1. National Turbulence and the Turbos of the World Cinema System
- Author
-
Dudley Andrew
- Subjects
Movie theater ,History ,business.industry ,Turbulence ,Media studies ,business - Abstract
From the outset cinema was metropolitan. Producers needed access to financing, pools of talent, specialized equipment, and laboratories that one could only find in urban centers. In certain cinema-cities (Berlin, Paris, Buenos Aires, Mumbai, Taipei, etc.) reside ambitious writers, producers, and filmmakers who were driven to outdo, or modify, or simply copy what they saw, employing their own culture’s raw material. Thus, the Jameson-Moretti law applies: local content, pertinent to each nation, was poured into forms that were adopted, with strategic alterations, from Hollywood. Where are today’s hotspots? Where does cinema seem crucial and talked about? Let’s abandon the map (where necessarily one region stands front and center), and instead let’s spin the globe. As it whirls, our eye intermittently catches glimpses of the shapes of the most sizeable nations.
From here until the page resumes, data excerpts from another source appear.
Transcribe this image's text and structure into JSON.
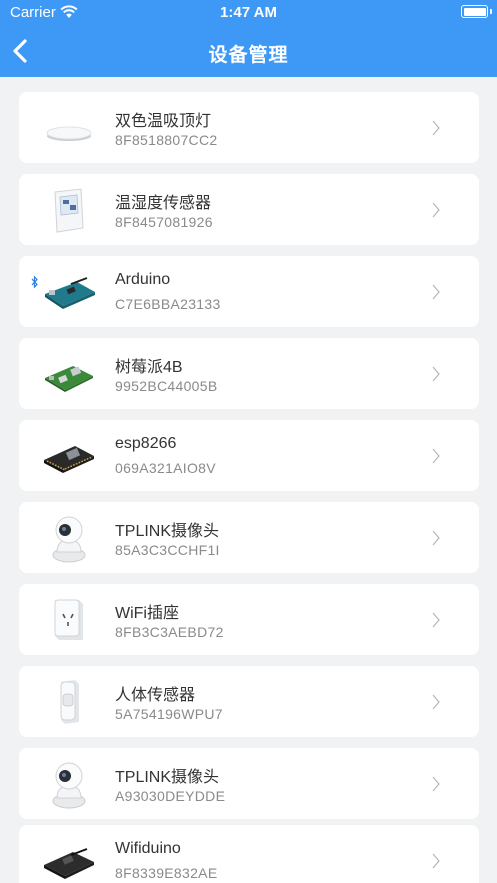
{
  "status": {
    "carrier": "Carrier",
    "time": "1:47 AM"
  },
  "header": {
    "title": "设备管理"
  },
  "devices": [
    {
      "name": "双色温吸顶灯",
      "code": "8F8518807CC2",
      "icon": "ceiling-light"
    },
    {
      "name": "温湿度传感器",
      "code": "8F8457081926",
      "icon": "temperature-sensor"
    },
    {
      "name": "Arduino",
      "code": "C7E6BBA23133",
      "icon": "arduino-board",
      "bluetooth": true
    },
    {
      "name": "树莓派4B",
      "code": "9952BC44005B",
      "icon": "raspberry-pi-board"
    },
    {
      "name": "esp8266",
      "code": "069A321AIO8V",
      "icon": "esp8266-board"
    },
    {
      "name": "TPLINK摄像头",
      "code": "85A3C3CCHF1I",
      "icon": "camera"
    },
    {
      "name": "WiFi插座",
      "code": "8FB3C3AEBD72",
      "icon": "wifi-socket"
    },
    {
      "name": "人体传感器",
      "code": "5A754196WPU7",
      "icon": "motion-sensor"
    },
    {
      "name": "TPLINK摄像头",
      "code": "A93030DEYDDE",
      "icon": "camera"
    },
    {
      "name": "Wifiduino",
      "code": "8F8339E832AE",
      "icon": "wifiduino-board"
    }
  ],
  "colors": {
    "header": "#3d98f6",
    "background": "#f1f2f4"
  }
}
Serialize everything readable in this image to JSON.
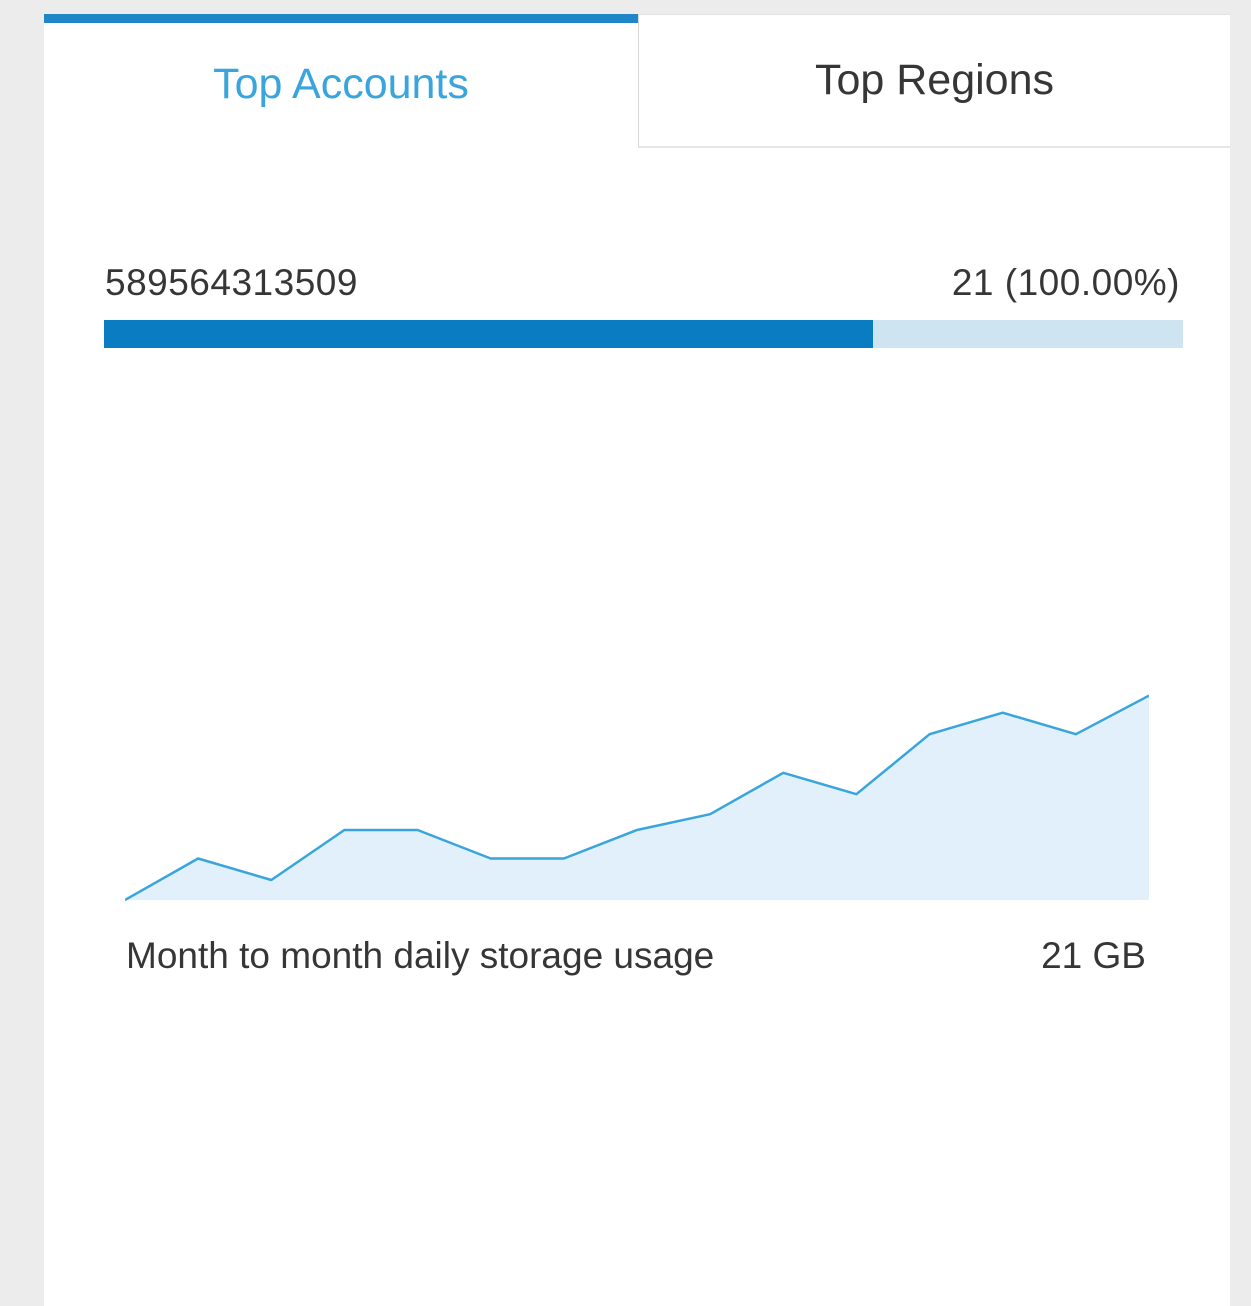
{
  "tabs": [
    {
      "label": "Top Accounts",
      "active": true
    },
    {
      "label": "Top Regions",
      "active": false
    }
  ],
  "account": {
    "id": "589564313509",
    "value_text": "21 (100.00%)",
    "bar_fill_percent": 71.3
  },
  "usage": {
    "caption": "Month to month daily storage usage",
    "total": "21 GB",
    "trend": [
      0,
      2.9,
      1.4,
      4.9,
      4.9,
      2.9,
      2.9,
      4.9,
      6.0,
      8.9,
      7.4,
      11.6,
      13.1,
      11.6,
      14.3
    ]
  },
  "colors": {
    "accent": "#1f86c8",
    "active_tab_text": "#39a5dc",
    "bar_fill": "#0a7cc1",
    "bar_track": "#cfe4f1",
    "line": "#39a5dc",
    "area": "#e1f0fa"
  }
}
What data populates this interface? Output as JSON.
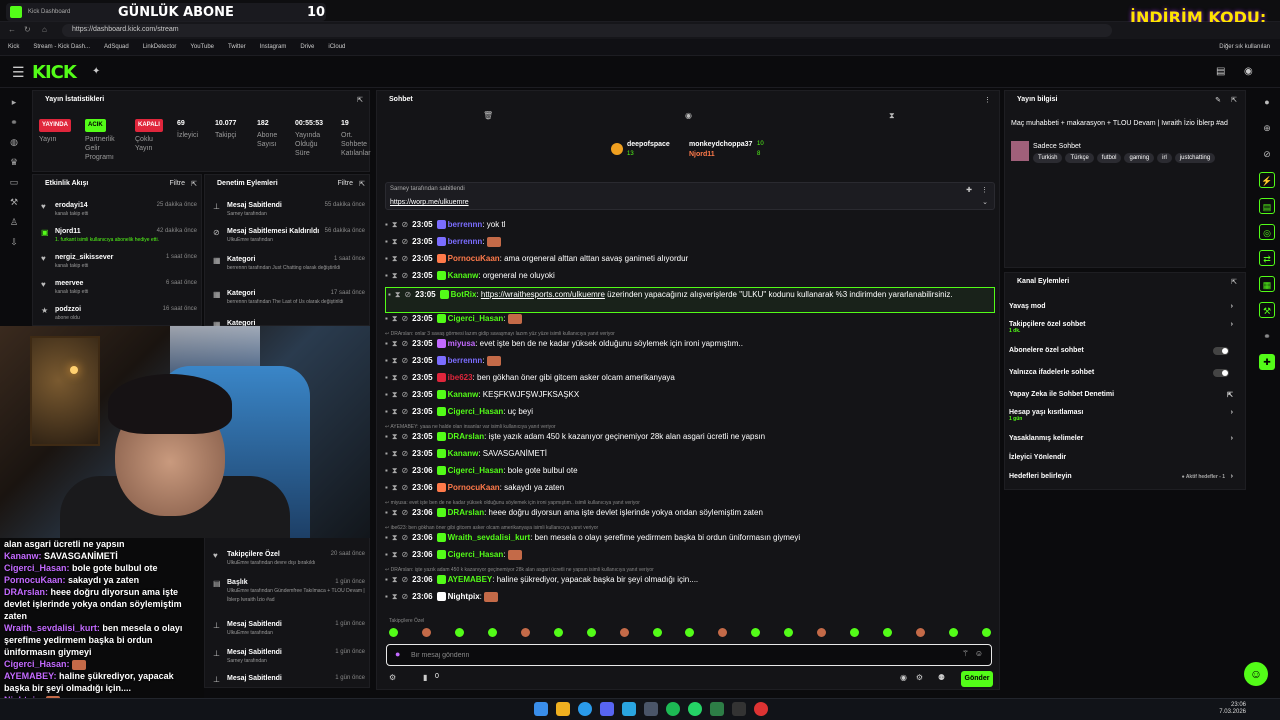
{
  "browser": {
    "tab_title": "Kick Dashboard",
    "overlay_title": "GÜNLÜK ABONE",
    "overlay_count": "10",
    "promo": "İNDİRİM KODU:",
    "url": "https://dashboard.kick.com/stream",
    "bookmarks": [
      "Kick",
      "Stream - Kick Dash...",
      "AdSquad",
      "LinkDetector",
      "YouTube",
      "Twitter",
      "Instagram",
      "Drive",
      "iCloud"
    ],
    "bookmarks_right": "Diğer sık kullanılan"
  },
  "header": {
    "logo": "KICK"
  },
  "stats": {
    "title": "Yayın İstatistikleri",
    "items": [
      {
        "badge": "YAYINDA",
        "badge_color": "#e0263c",
        "label": "Yayın"
      },
      {
        "badge": "ACIK",
        "badge_color": "#53fc18",
        "label": "Partnerlik Gelir Programı"
      },
      {
        "badge": "KAPALI",
        "badge_color": "#e0263c",
        "label": "Çoklu Yayın"
      },
      {
        "value": "69",
        "label": "İzleyici"
      },
      {
        "value": "10.077",
        "label": "Takipçi"
      },
      {
        "value": "182",
        "label": "Abone Sayısı"
      },
      {
        "value": "00:55:53",
        "label": "Yayında Olduğu Süre"
      },
      {
        "value": "19",
        "label": "Ort. Sohbete Katılanlar"
      }
    ]
  },
  "activity": {
    "title": "Etkinlik Akışı",
    "filter": "Filtre",
    "items": [
      {
        "name": "erodayi14",
        "sub": "kanalı takip etti",
        "time": "25 dakika önce",
        "icon": "heart"
      },
      {
        "name": "Njord11",
        "sub": "1. furkant isimli kullanıcıya abonelik hediye etti.",
        "time": "42 dakika önce",
        "icon": "gift"
      },
      {
        "name": "nergiz_sikissever",
        "sub": "kanalı takip etti",
        "time": "1 saat önce",
        "icon": "heart"
      },
      {
        "name": "meervee",
        "sub": "kanalı takip etti",
        "time": "6 saat önce",
        "icon": "heart"
      },
      {
        "name": "podzzoi",
        "sub": "abone oldu",
        "time": "16 saat önce",
        "icon": "star"
      }
    ]
  },
  "moderation": {
    "title": "Denetim Eylemleri",
    "filter": "Filtre",
    "items": [
      {
        "name": "Mesaj Sabitlendi",
        "sub": "Sarney tarafından",
        "time": "55 dakika önce"
      },
      {
        "name": "Mesaj Sabitlemesi Kaldırıldı",
        "sub": "UlkuEmre tarafından",
        "time": "56 dakika önce"
      },
      {
        "name": "Kategori",
        "sub": "berrennn tarafından Just Chatting olarak değiştirildi",
        "time": "1 saat önce"
      },
      {
        "name": "Kategori",
        "sub": "berrennn tarafından The Last of Us olarak değiştirildi",
        "time": "17 saat önce"
      },
      {
        "name": "Kategori",
        "sub": "",
        "time": ""
      }
    ],
    "lower": [
      {
        "name": "Takipçilere Özel",
        "sub": "UlkuEmre tarafından devre dışı bırakıldı",
        "time": "20 saat önce"
      },
      {
        "name": "Başlık",
        "sub": "UlkuEmre tarafından Gündemfree Takılmaca + TLOU Devam | İblerp Iwraith İzio #ad",
        "time": "1 gün önce"
      },
      {
        "name": "Mesaj Sabitlendi",
        "sub": "UlkuEmre tarafından",
        "time": "1 gün önce"
      },
      {
        "name": "Mesaj Sabitlendi",
        "sub": "Sarney tarafından",
        "time": "1 gün önce"
      },
      {
        "name": "Mesaj Sabitlendi",
        "sub": "",
        "time": "1 gün önce"
      }
    ]
  },
  "overlay_chat": [
    {
      "name": "",
      "text": "alan asgari ücretli ne yapsın"
    },
    {
      "name": "Kananw:",
      "text": "SAVASGANİMETİ"
    },
    {
      "name": "Cigerci_Hasan:",
      "text": "bole gote bulbul ote"
    },
    {
      "name": "PornocuKaan:",
      "text": "sakaydı ya zaten"
    },
    {
      "name": "DRArslan:",
      "text": "heee doğru diyorsun ama işte devlet işlerinde yokya ondan söylemiştim zaten"
    },
    {
      "name": "Wraith_sevdalisi_kurt:",
      "text": "ben mesela o olayı şerefime yedirmem başka bi ordun üniformasın giymeyi"
    },
    {
      "name": "Cigerci_Hasan:",
      "text": ""
    },
    {
      "name": "AYEMABEY:",
      "text": "haline şükrediyor, yapacak başka bir şeyi olmadığı için...."
    },
    {
      "name": "Nightpix:",
      "text": ""
    }
  ],
  "chat": {
    "title": "Sohbet",
    "top_subs": [
      {
        "name": "deepofspace",
        "count": "13"
      },
      {
        "name": "monkeydchoppa37",
        "count": "10"
      },
      {
        "name": "Njord11",
        "count": "8"
      }
    ],
    "pinned_by": "Sarney tarafından sabitlendi",
    "pinned_link": "https://worp.me/ulkuemre",
    "messages": [
      {
        "type": "msg",
        "time": "23:05",
        "user": "berrennn",
        "color": "#7b6dff",
        "text": "yok tl"
      },
      {
        "type": "msg",
        "time": "23:05",
        "user": "berrennn",
        "color": "#7b6dff",
        "text": "",
        "emote": true
      },
      {
        "type": "msg",
        "time": "23:05",
        "user": "PornocuKaan",
        "color": "#ff7a4a",
        "text": "ama orgeneral alttan alttan savaş ganimeti alıyordur"
      },
      {
        "type": "msg",
        "time": "23:05",
        "user": "Kananw",
        "color": "#53fc18",
        "text": "orgeneral ne oluyoki"
      },
      {
        "type": "hl",
        "time": "23:05",
        "user": "BotRix",
        "color": "#53fc18",
        "link": "https://wraithesports.com/ulkuemre",
        "text": "üzerinden yapacağınız alışverişlerde \"ULKU\" kodunu kullanarak %3 indirimden yararlanabilirsiniz."
      },
      {
        "type": "msg",
        "time": "23:05",
        "user": "Cigerci_Hasan",
        "color": "#53fc18",
        "text": "",
        "emote": true
      },
      {
        "type": "reply",
        "text": "DRArslan: onlar 3 savaş görmesi lazım gidip savaşmayı lazım yüz yüze isimli kullanıcıya yanıt veriyor"
      },
      {
        "type": "msg",
        "time": "23:05",
        "user": "miyusa",
        "color": "#c36aff",
        "text": "evet işte ben de ne kadar yüksek olduğunu söylemek için ironi yapmıştım.."
      },
      {
        "type": "msg",
        "time": "23:05",
        "user": "berrennn",
        "color": "#7b6dff",
        "text": "",
        "emote": true
      },
      {
        "type": "msg",
        "time": "23:05",
        "user": "ibe623",
        "color": "#e0263c",
        "text": "ben gökhan öner gibi gitcem asker olcam amerikanyaya"
      },
      {
        "type": "msg",
        "time": "23:05",
        "user": "Kananw",
        "color": "#53fc18",
        "text": "KEŞFKWJFŞWJFKSAŞKX"
      },
      {
        "type": "msg",
        "time": "23:05",
        "user": "Cigerci_Hasan",
        "color": "#53fc18",
        "text": "uç beyi"
      },
      {
        "type": "reply",
        "text": "AYEMABEY: yaaa ne halde olan insanlar var isimli kullanıcıya yanıt veriyor"
      },
      {
        "type": "msg",
        "time": "23:05",
        "user": "DRArslan",
        "color": "#53fc18",
        "text": "işte yazık adam 450 k kazanıyor geçinemiyor 28k alan asgari ücretli ne yapsın"
      },
      {
        "type": "msg",
        "time": "23:05",
        "user": "Kananw",
        "color": "#53fc18",
        "text": "SAVASGANİMETİ"
      },
      {
        "type": "msg",
        "time": "23:06",
        "user": "Cigerci_Hasan",
        "color": "#53fc18",
        "text": "bole gote bulbul ote"
      },
      {
        "type": "msg",
        "time": "23:06",
        "user": "PornocuKaan",
        "color": "#ff7a4a",
        "text": "sakaydı ya zaten"
      },
      {
        "type": "reply",
        "text": "miyusa: evet işte ben de ne kadar yüksek olduğunu söylemek için ironi yapmıştım.. isimli kullanıcıya yanıt veriyor"
      },
      {
        "type": "msg",
        "time": "23:06",
        "user": "DRArslan",
        "color": "#53fc18",
        "text": "heee doğru diyorsun ama işte devlet işlerinde yokya ondan söylemiştim zaten"
      },
      {
        "type": "reply",
        "text": "ibe623: ben gökhan öner gibi gitcem asker olcam amerikanyaya isimli kullanıcıya yanıt veriyor"
      },
      {
        "type": "msg",
        "time": "23:06",
        "user": "Wraith_sevdalisi_kurt",
        "color": "#53fc18",
        "text": "ben mesela o olayı şerefime yedirmem başka bi ordun üniformasın giymeyi"
      },
      {
        "type": "msg",
        "time": "23:06",
        "user": "Cigerci_Hasan",
        "color": "#53fc18",
        "text": "",
        "emote": true
      },
      {
        "type": "reply",
        "text": "DRArslan: işte yazık adam 450 k kazanıyor geçinemiyor 28k alan asgari ücretli ne yapsın isimli kullanıcıya yanıt veriyor"
      },
      {
        "type": "msg",
        "time": "23:06",
        "user": "AYEMABEY",
        "color": "#53fc18",
        "text": "haline şükrediyor, yapacak başka bir şeyi olmadığı için...."
      },
      {
        "type": "msg",
        "time": "23:06",
        "user": "Nightpix",
        "color": "#fff",
        "text": "",
        "emote": true
      }
    ],
    "followers_only": "Takipçilere Özel",
    "input_placeholder": "Bir mesaj gönderin",
    "points": "0",
    "send_label": "Gönder"
  },
  "stream_info": {
    "title": "Yayın bilgisi",
    "stream_title": "Maç muhabbeti + makarasyon + TLOU Devam | Iwraith İzio İblerp #ad",
    "category": "Sadece Sohbet",
    "tags": [
      "Turkish",
      "Türkçe",
      "futbol",
      "gaming",
      "irl",
      "justchatting"
    ]
  },
  "chat_modes": {
    "title": "Kanal Eylemleri",
    "items": [
      {
        "label": "Yavaş mod",
        "sub": "",
        "control": "arrow"
      },
      {
        "label": "Takipçilere özel sohbet",
        "sub": "1 dk.",
        "control": "arrow"
      },
      {
        "label": "Abonelere özel sohbet",
        "sub": "",
        "control": "toggle"
      },
      {
        "label": "Yalnızca ifadelerle sohbet",
        "sub": "",
        "control": "toggle"
      },
      {
        "label": "Yapay Zeka ile Sohbet Denetimi",
        "sub": "",
        "control": "link"
      },
      {
        "label": "Hesap yaşı kısıtlaması",
        "sub": "1 gün",
        "control": "arrow"
      },
      {
        "label": "Yasaklanmış kelimeler",
        "sub": "",
        "control": "arrow"
      },
      {
        "label": "İzleyici Yönlendir",
        "sub": "",
        "control": "none"
      },
      {
        "label": "Hedefleri belirleyin",
        "sub": "",
        "control": "arrow"
      }
    ],
    "goals_status": "Aktif hedefler - 1"
  },
  "taskbar": {
    "time": "23:06",
    "date": "7.03.2026"
  }
}
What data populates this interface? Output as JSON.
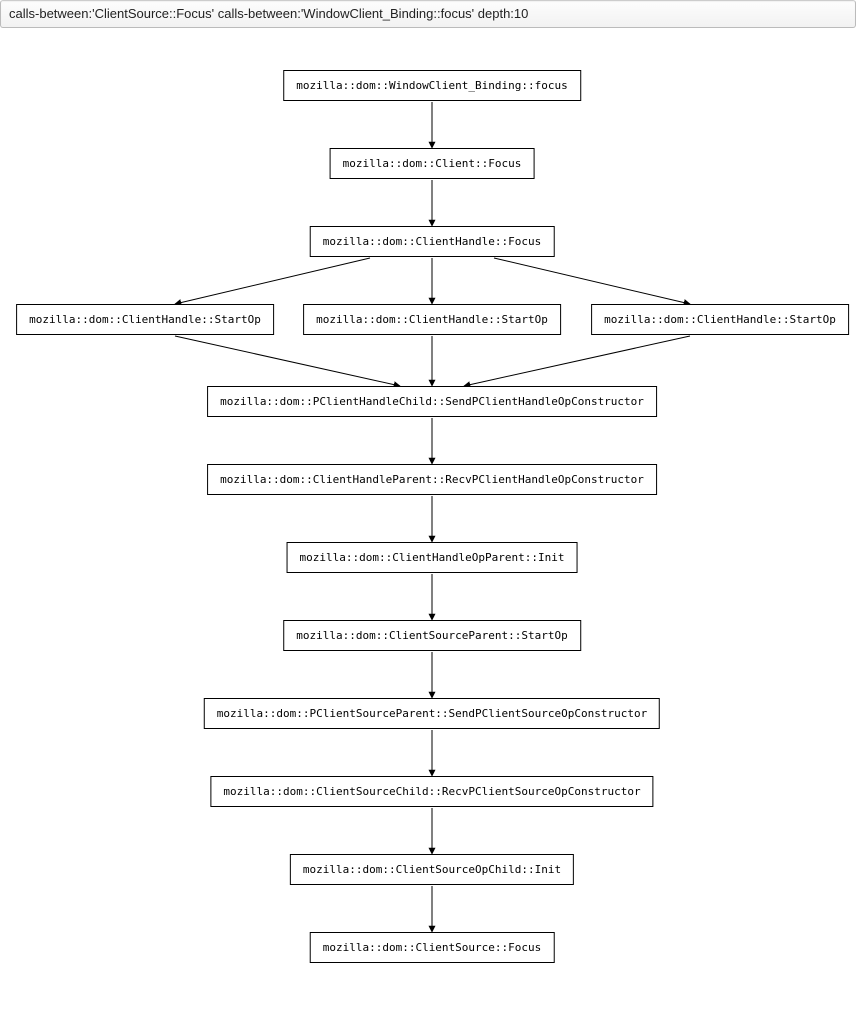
{
  "search": {
    "value": "calls-between:'ClientSource::Focus' calls-between:'WindowClient_Binding::focus' depth:10"
  },
  "nodes": {
    "n0": "mozilla::dom::WindowClient_Binding::focus",
    "n1": "mozilla::dom::Client::Focus",
    "n2": "mozilla::dom::ClientHandle::Focus",
    "n3a": "mozilla::dom::ClientHandle::StartOp",
    "n3b": "mozilla::dom::ClientHandle::StartOp",
    "n3c": "mozilla::dom::ClientHandle::StartOp",
    "n4": "mozilla::dom::PClientHandleChild::SendPClientHandleOpConstructor",
    "n5": "mozilla::dom::ClientHandleParent::RecvPClientHandleOpConstructor",
    "n6": "mozilla::dom::ClientHandleOpParent::Init",
    "n7": "mozilla::dom::ClientSourceParent::StartOp",
    "n8": "mozilla::dom::PClientSourceParent::SendPClientSourceOpConstructor",
    "n9": "mozilla::dom::ClientSourceChild::RecvPClientSourceOpConstructor",
    "n10": "mozilla::dom::ClientSourceOpChild::Init",
    "n11": "mozilla::dom::ClientSource::Focus"
  }
}
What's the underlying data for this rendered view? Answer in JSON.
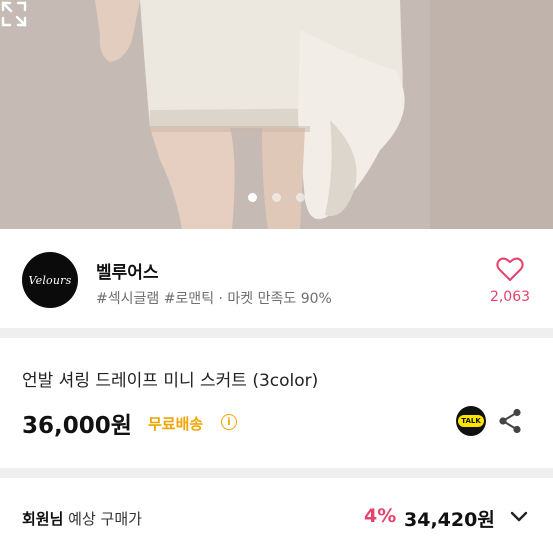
{
  "gallery": {
    "image": "product-photo-skirt",
    "dot_count": 3,
    "active_index": 0,
    "expand_icon": "expand-icon"
  },
  "store": {
    "logo_text": "Velours",
    "name": "벨루어스",
    "tags": "#섹시글램 #로맨틱 · 마켓 만족도 90%",
    "like_count": "2,063",
    "heart_icon": "heart-outline-icon"
  },
  "product": {
    "title": "언발 셔링 드레이프 미니 스커트 (3color)",
    "price": "36,000원",
    "shipping": "무료배송",
    "info_icon_glyph": "i",
    "talk_badge": "TALK",
    "share_icon": "share-icon"
  },
  "member_price": {
    "label_bold": "회원님",
    "label_rest": " 예상 구매가",
    "discount": "4%",
    "price": "34,420원",
    "chevron_icon": "chevron-down-icon"
  },
  "colors": {
    "accent_pink": "#e5436b",
    "shipping_yellow": "#f0a500",
    "kakao_yellow": "#fde500"
  }
}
Today China and Nigeria stand out prominently alongside India and Russia. So dense are they with film activity that the globe is distended and wobbles out of true. Only sixty years ago China and Nigeria were places that had no place in World Cinema; they gained recognition only when a few promising art films found their way to the European festivals that served as image exchange centers. Today that promise has been fulfilled beyond, indeed against, expectations. Recapitulating Hollywood in its heyday Nollywood and China (Beijing/Shanghai/Qingdao) have become thoroughly corporate and market-savvy, turning out standardized and predictable products. If fresh images are to renew World Cinema, it will hardly be from the urban image-centers. On our globalized globe, novelty should be sought on the periphery of these former peripheral nations. And indeed, exciting new work has been bubbling beyond the dense cultural centers of these nations. Independent art films and documentaries have emerged from dark corners of both places thanks to the network of festivals around the globe, but increasingly and paradoxically thanks to the rival medium of the internet, with its networks of informal distribution and what used to be called “word of mouth.”